The mapper has basic support for transactions. Besides being useful for concurrency, batching also reduces network round-trip time.

Starting a new batch is easy:

batch = g.batch()

This new batch will contain all the brokers the Graph g has.

Well, wrappers around those brokers using the same names.

So if you had the following types:

class Animal(Node):
    element_type = 'animal'
    element_plural = 'animals'

    name = String(nullable=False, unique=True)
    specie = String(nullable=False)

class Food(Node):
    element_type = 'food'
    element_plural = 'foods'

    name = String(nullable=False, unique=True)
    color = String(nullable=False)

class Eats(AnimalsRelationship):
    label = 'eats'

... then adding vertexes to your batch would look like:

batch['zombie'] = batch.animals.create(name='Liv',specie='undead')
batch['brains'] = batch.foods.create(name='brains', color='grey')

This creates two batch variables, zombie and brains, that you can refer to later in the batch, say to create a relationship between them:

batch[:] = batch.eats.create(batch[:'zombie'], batch[:'brains']).retry(20)

We use slice syntax, above, when we do not need to refer to that relationship later in the batch.

A more natural, syntactic sugar for creating edges in a batch is:

batch[:] = batch[:'zombie'](Eats) > batch[:'brains']
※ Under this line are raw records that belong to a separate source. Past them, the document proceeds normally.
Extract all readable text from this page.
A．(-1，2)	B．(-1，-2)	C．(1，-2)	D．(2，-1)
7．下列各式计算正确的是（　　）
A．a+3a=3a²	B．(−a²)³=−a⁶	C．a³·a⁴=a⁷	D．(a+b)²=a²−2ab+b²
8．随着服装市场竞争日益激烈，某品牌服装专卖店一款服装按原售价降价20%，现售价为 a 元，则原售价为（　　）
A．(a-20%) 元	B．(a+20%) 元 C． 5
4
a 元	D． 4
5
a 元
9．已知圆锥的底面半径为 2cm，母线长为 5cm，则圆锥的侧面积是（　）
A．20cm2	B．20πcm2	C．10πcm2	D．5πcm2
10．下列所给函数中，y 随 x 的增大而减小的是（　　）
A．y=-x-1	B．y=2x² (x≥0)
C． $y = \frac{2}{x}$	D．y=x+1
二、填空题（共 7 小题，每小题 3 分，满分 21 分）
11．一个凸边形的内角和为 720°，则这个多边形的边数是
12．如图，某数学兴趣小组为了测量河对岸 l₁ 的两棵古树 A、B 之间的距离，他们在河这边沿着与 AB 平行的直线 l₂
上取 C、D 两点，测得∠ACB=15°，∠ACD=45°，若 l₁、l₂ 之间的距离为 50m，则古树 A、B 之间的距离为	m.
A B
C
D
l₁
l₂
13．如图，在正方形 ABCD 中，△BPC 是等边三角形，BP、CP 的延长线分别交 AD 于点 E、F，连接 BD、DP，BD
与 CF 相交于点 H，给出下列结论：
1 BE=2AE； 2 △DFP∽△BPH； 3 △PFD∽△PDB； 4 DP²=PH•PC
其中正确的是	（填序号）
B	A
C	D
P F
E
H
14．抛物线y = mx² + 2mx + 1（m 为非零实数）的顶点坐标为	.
Batches can optionally return a value. For example, if you want to further manipulate the newly created Food vertex:

brains = batch['$brains']

Otherwise, just use the commit method (or an empty slice - without assignment):

batch.commit()

The special attribute that we have not yet discussed, element_type, is redundant here. More generally, it tells the mapper what name to use for the corresponding schema class.

Scripting

PyOrient has basic support for the Gremlin graph traversal, through Groovy scripts.

import pathlib
from pyorient.groovy import GroovyScripts

for p in pathlib.Path('scripts/').iterdir():
    if p.is_file() and p.suffix == '.groovy':
        g.scripts.add(GroovyScripts.from_file(str(p)))

All the functions found in the .groovy files under scripts/ can then be called. If one of these scripts had a find_people function taking one argument, their last name, you could say:

wallaces = g.gremlin('find_people', 'Wallace')

The Scripts.add, and the Graph.gremlin methods take an optional namespace argument, when you need such organisation.